Perhaps the biggest downside of this installation that it mainly supports pages on WordPress and not custom post types of blogs.
Another plugin supported by many WordPress users is Yoast. What does Yoast do? It provides several alternatives for setting a URL or several URLs to noindex.
- With Yoast SEO running, select the meta box. The “advanced” options tab follows it.
- The question “Allow search engines to show this post in search results?” should be visible. Selecting “YES” will index your post on search engines, while selecting “NO” sets the post to noindex.
*Note that posts that are already visible in search engines before setting to noindex will take some time to disappear. Since they already exist in indexes, search engines need to re-index to scan the noindex tag that is newly in place.
Method 3: Coding with Robots.text
Similar to the meta tag protocol, Robots. The text follows a couple of basic rules.
User-agent — the rule is to be applied to this search engine crawler and also used to denote spider names, as previously mentioned in the meta tags portion of this article.
Disallow — the directory or URL you wish to block from search engines.
Example:
User-agent: teoma
Disallow: /checkout-confimred/
or
User-agent: *
Disallow: /checkout-confimred/
Many website owners use the * as a “wildcard” that blocks all search engines. This saves users the trouble of having to type in several search engine spider names. It is also vital to know that with the disallow rule, the directory or URL being blocked is defined by utilizing a corresponding path from your domain.

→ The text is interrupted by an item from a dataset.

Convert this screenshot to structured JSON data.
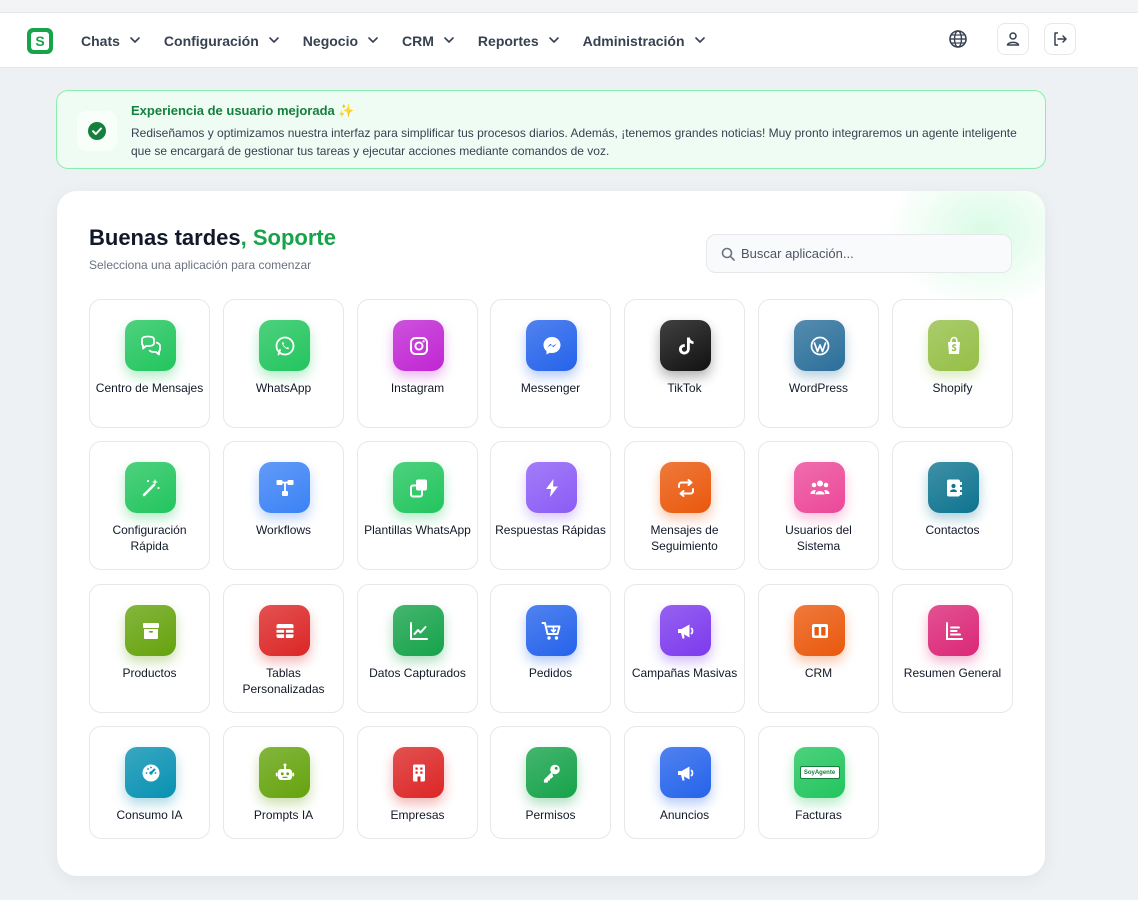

Furthermore, the rules specified in robots. The text file is very case sensitive. When utilizing the codes, be conscious of this fact; otherwise, things could quickly go awry. That said, if you wish to block search engines from indexing an ebook with the file name How_to_Noindex_eBook. Epub but end up using lowercase letters such as /downloads/how_to_noindex_ebook.epub in your robot.text will result in the code not functioning correctly.
Method 4: Public View Removal
In some instances, it is not enough to prohibit the indexing of a page. For instance, there are certain types of content that webpage owners would prefer to have hidden. An example would be restricted content, reserved only for premium site members. A practical approach to this is to use a plugin known as Paid Memberships Pro.
This nifty little installation permits site masters to limit content access only to those who are deemed eligible. This solution is perfect for premium content, as well as downloads. The plugin, once installed, offers users a simple to follow set of instructions to get you on your way to protected content.
Final Thoughts
Unfortunately, the internet is filled with a variety of loopholes. Surprise, surprise! Search engines do not always play by their rules. There are still several instances when search engines choose to ignore set rules or a request not to index a particular page. This is often the case with spammers, hackers, low-level search engine spiders, and malicious software. For the most part, search engines that are widely established are more likely to honor these rules and codes.